Since the reciprocals of terms in an arithmetic progression form a harmonic progression,the terms $\frac{1}{1 + \ln x}, \frac{1}{1 + \ln y}, \frac{1}{1 + \ln z}$ are in harmonic progression.

(D) Let the geometric progression be $a, ar, ar^2, \dots$ where $a > 0$ and $r > 0$.
Given that each term is equal to the sum of the next two terms,we have:
$a_n = a_{n+1} + a_{n+2}$
$ar^{n-1} = ar^n + ar^{n+1}$
Dividing by $ar^{n-1}$ (since $a, r \neq 0$):
$1 = r + r^2$
$r^2 + r - 1 = 0$
Using the quadratic formula $r = \frac{-b \pm \sqrt{b^2 - 4ac}}{2a}$:
$r = \frac{-1 \pm \sqrt{1^2 - 4(1)(-1)}}{2(1)} = \frac{-1 \pm \sqrt{5}}{2}$
Since the terms are positive,the common ratio $r$ must be positive.
Therefore,$r = \frac{\sqrt{5} - 1}{2}$.

(C) Let the geometric progression be $a, ar, ar^2, \dots, ar^{49}$.
Then $a_n = ar^{n-1}$.
The numerator is $a_1 - a_3 + a_5 - \dots + a_{49} = a - ar^2 + ar^4 - \dots + ar^{48}$.
This is a geometric series with first term $A = a$,common ratio $R = -r^2$,and $n = 25$ terms.

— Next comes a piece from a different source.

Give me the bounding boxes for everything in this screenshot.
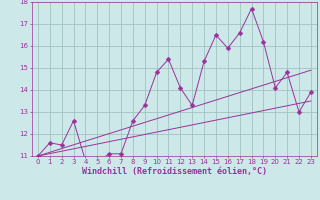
X-axis label: Windchill (Refroidissement éolien,°C): Windchill (Refroidissement éolien,°C) — [82, 167, 267, 176]
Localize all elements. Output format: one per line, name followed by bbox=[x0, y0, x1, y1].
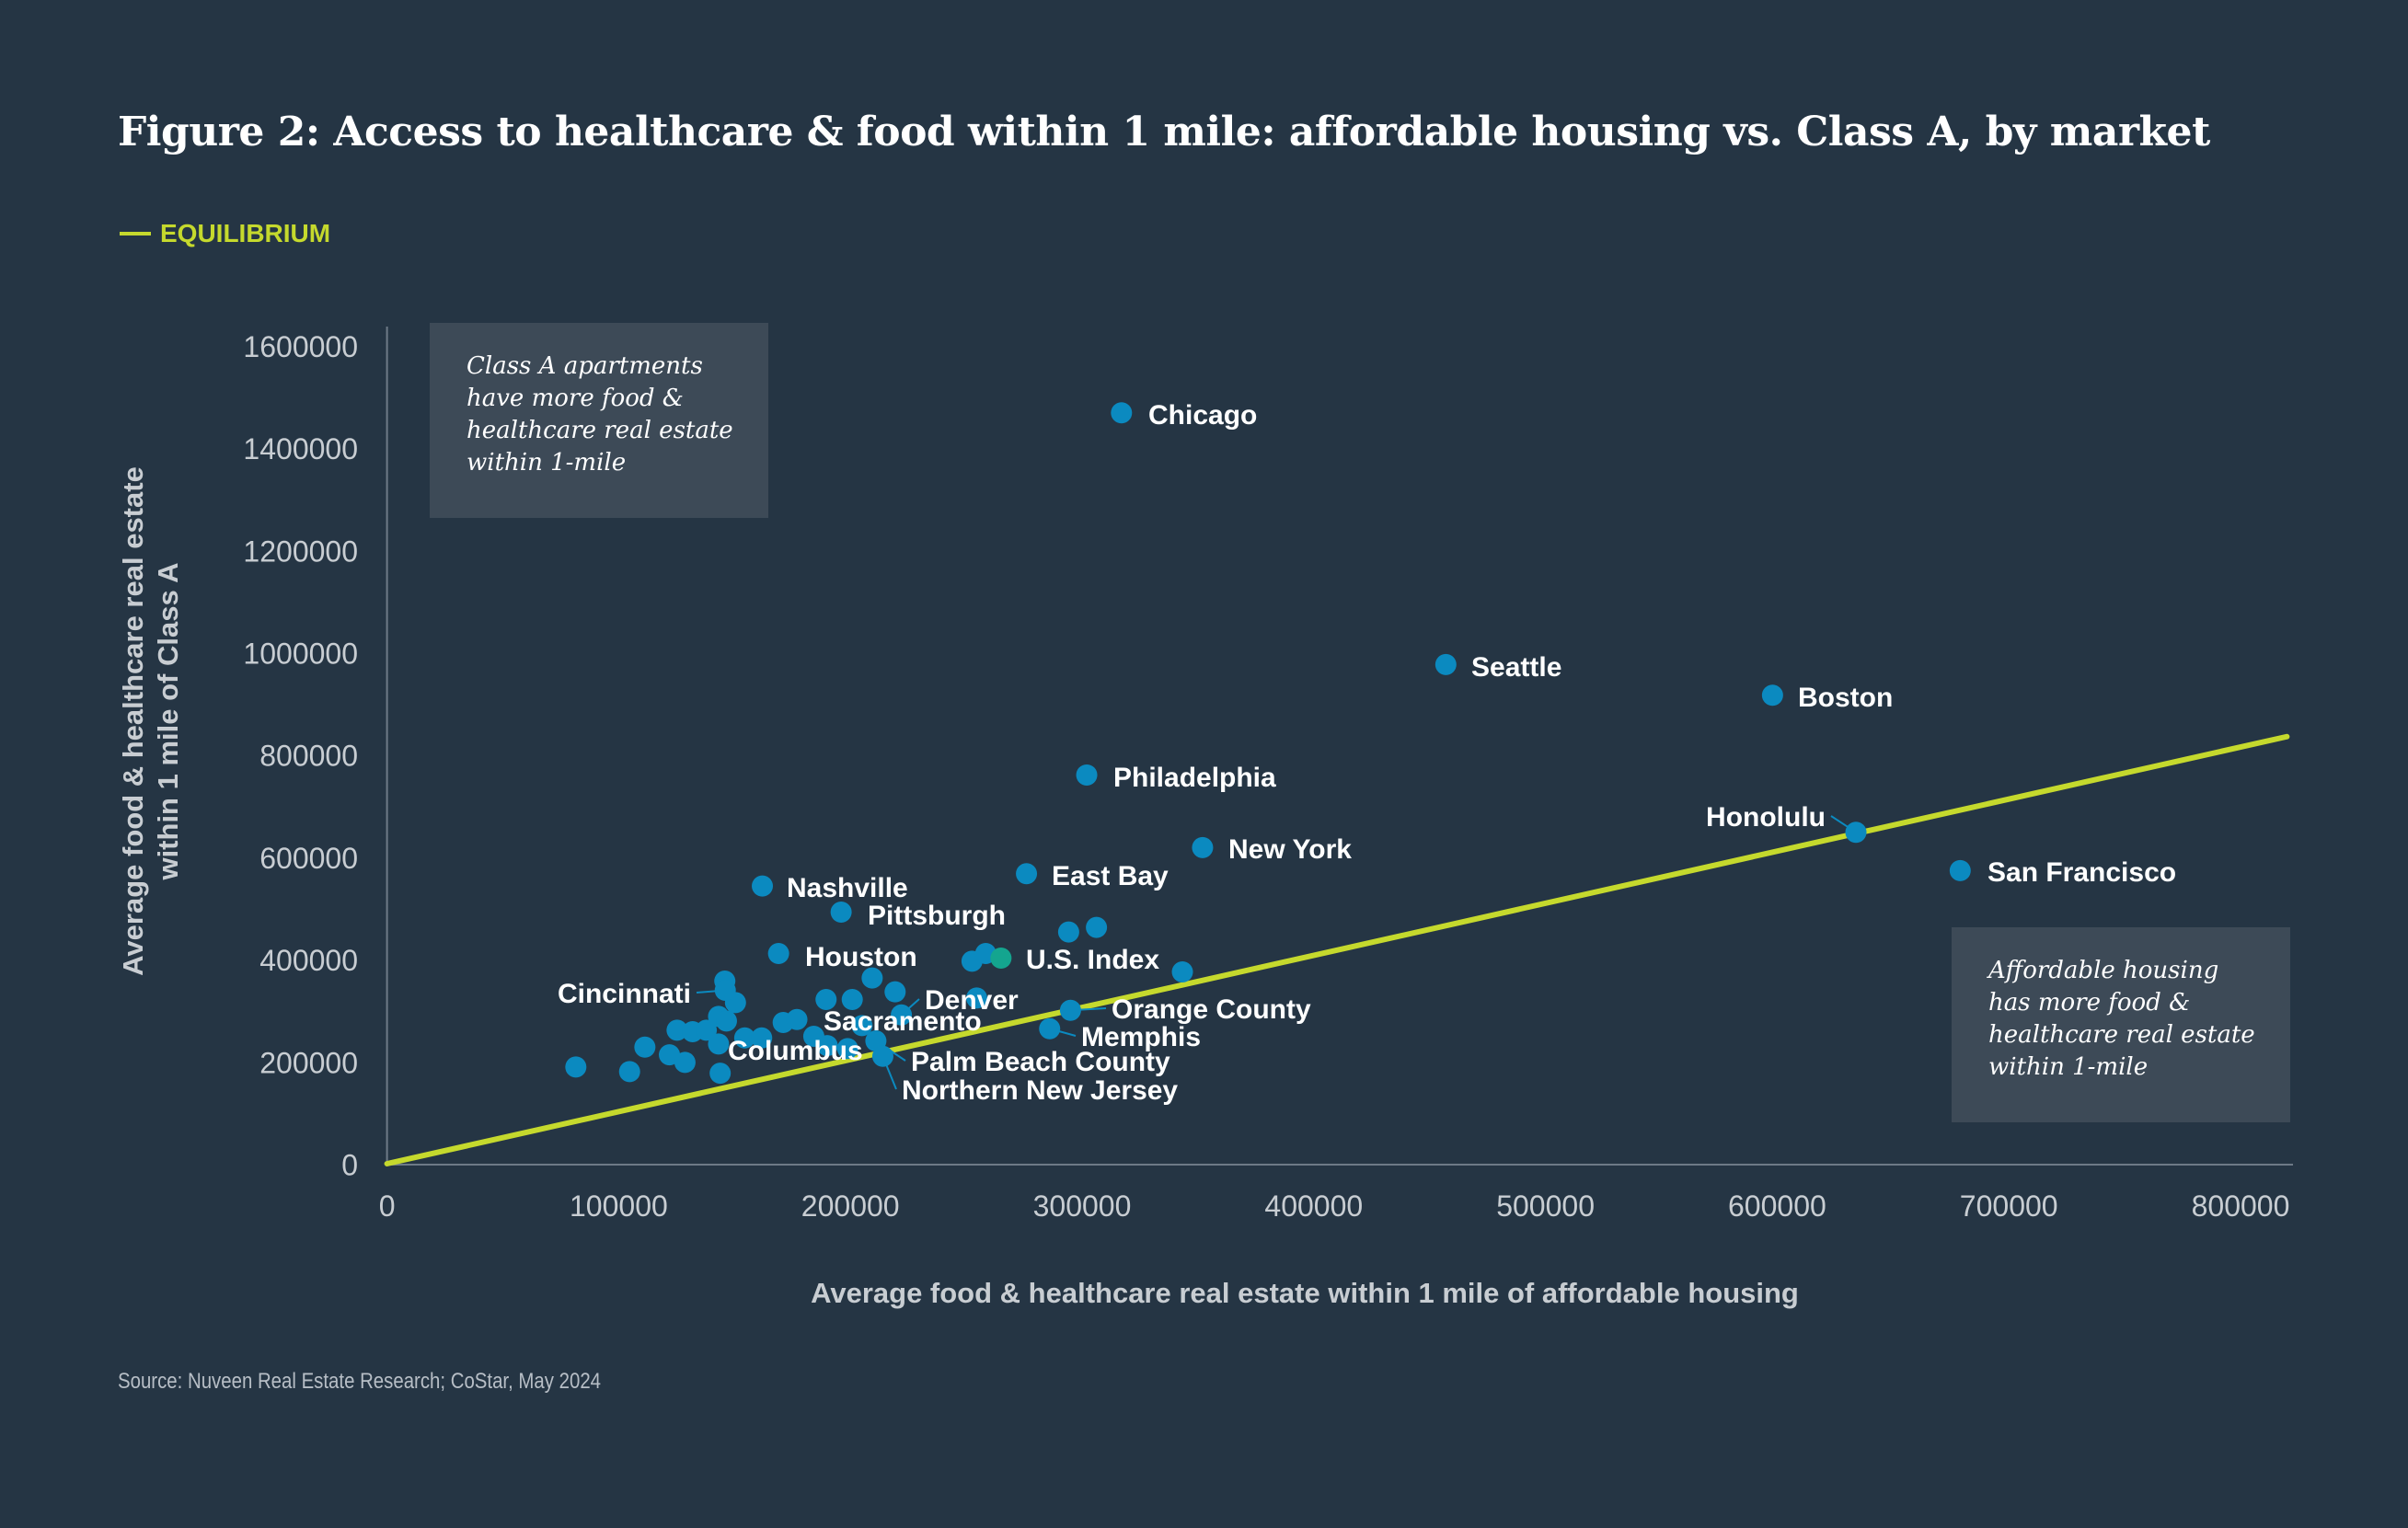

The sum is $\frac{a(1 - (-r^2)^{25})}{1 - (-r^2)} = \frac{a(1 + r^{50})}{1 + r^2}$.
The denominator is $a_2 - a_4 + a_6 - \dots + a_{50} = ar - ar^3 + ar^5 - \dots + ar^{49}$.
This is a geometric series with first term $A' = ar$,common ratio $R = -r^2$,and $n = 25$ terms.
The sum is $\frac{ar(1 - (-r^2)^{25})}{1 - (-r^2)} = \frac{ar(1 + r^{50})}{1 + r^2}$.
Dividing the numerator by the denominator,we get $\frac{a(1 + r^{50}) / (1 + r^2)}{ar(1 + r^{50}) / (1 + r^2)} = \frac{a}{ar} = \frac{1}{r} = \frac{a_1}{a_2}$.